Note there are minor differences in how factor variables are named in output as sqlm() will append “_” when using the column name and its levels eg. currency_code_USD in lm_sql() vs. currency_codeUSD in lm().
What else can sqlm do?
sqlm also supports a many-models workflow via dplyr::group_by(). Instead of nesting data and fitting separate models in R, lm_sql() computes all grouped models in a single SQL GROUP BY pass:
grouped_db <- sales_small_db |>
dplyr::group_by(currency_code) |>
lm_sql(net_price~quantity+unit_cost,data = _)
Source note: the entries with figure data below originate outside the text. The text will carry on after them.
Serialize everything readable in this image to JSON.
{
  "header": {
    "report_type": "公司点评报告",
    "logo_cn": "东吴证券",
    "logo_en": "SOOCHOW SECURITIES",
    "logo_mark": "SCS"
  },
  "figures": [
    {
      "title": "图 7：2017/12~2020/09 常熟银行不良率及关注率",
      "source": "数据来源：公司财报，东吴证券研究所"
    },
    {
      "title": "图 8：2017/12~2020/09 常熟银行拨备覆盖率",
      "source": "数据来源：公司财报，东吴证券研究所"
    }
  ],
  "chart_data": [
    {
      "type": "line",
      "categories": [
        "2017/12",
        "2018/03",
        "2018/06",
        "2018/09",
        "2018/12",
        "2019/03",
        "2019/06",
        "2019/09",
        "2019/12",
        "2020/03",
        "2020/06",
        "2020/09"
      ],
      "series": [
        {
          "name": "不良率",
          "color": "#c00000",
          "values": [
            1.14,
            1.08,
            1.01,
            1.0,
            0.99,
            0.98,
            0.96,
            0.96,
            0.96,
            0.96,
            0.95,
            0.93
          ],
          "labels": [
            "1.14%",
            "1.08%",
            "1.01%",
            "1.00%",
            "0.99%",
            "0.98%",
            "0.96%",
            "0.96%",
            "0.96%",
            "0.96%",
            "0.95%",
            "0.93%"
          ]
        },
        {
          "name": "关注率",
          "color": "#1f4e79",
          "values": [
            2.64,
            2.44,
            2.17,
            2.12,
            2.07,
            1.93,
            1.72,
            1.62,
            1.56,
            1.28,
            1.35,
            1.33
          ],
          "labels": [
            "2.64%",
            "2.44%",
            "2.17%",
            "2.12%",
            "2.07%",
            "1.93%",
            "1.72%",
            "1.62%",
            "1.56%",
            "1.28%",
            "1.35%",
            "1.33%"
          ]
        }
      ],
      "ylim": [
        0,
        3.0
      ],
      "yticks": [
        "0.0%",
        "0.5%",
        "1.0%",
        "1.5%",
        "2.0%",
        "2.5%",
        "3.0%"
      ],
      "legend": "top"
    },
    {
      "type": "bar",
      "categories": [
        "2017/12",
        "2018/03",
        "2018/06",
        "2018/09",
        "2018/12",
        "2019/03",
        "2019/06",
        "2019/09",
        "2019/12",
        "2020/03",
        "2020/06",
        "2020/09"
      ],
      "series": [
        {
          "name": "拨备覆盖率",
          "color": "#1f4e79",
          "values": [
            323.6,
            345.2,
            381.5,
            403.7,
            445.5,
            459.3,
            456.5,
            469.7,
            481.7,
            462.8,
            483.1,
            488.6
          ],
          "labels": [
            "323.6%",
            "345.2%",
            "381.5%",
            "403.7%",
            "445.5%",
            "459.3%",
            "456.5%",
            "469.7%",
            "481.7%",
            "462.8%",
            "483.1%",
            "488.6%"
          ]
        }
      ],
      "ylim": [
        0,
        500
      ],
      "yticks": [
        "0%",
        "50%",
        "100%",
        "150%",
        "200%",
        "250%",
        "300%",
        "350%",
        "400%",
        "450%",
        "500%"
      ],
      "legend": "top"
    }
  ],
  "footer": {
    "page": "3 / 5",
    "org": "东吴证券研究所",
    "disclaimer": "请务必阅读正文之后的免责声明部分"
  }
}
print(grouped_db)# A tibble: 5 × 2
currency_code model
<chr> <list>
1 EUR <sqlm::__>
2 AUD <sqlm::__>
3 GBP <sqlm::__>
4 CAD <sqlm::__>
5 USD <sqlm::__>
Each row contains a model object for a given group. Use rowwise() + mutate() with broom::tidy() or broom::glance() to extract results:
grouped_db |>
dplyr::rowwise() |>
dplyr::mutate(
glance_model = list(broom::glance(model))
) |>
tidyr::unnest(glance_model)# A tibble: 5 × 13
currency_code model r.squared adj.r.squared sigma statistic p.value df
<chr> <list> <dbl> <dbl> <dbl> <dbl> <dbl> <dbl>
1 EUR <sqlm::__> 0.952 0.952 83.9 18087. 0 2
2 AUD <sqlm::__> 0.958 0.958 80.3 5288. 0 2
3 GBP <sqlm::__> 0.955 0.955 92.8 7235. 0 2
4 CAD <sqlm::__> 0.949 0.949 86.1 7723. 0 2
5 USD <sqlm::__> 0.952 0.952 89.0 39718. 0 2
# ℹ 5 more variables: logLik <dbl>, AIC <dbl>, BIC <dbl>, nobs <dbl>,
# df.residual <dbl>
For a deeper dive into the many-models pattern — including multiple grouping variables, comparisons with in-memory approaches, and benchmarks — see the Many Models vignette.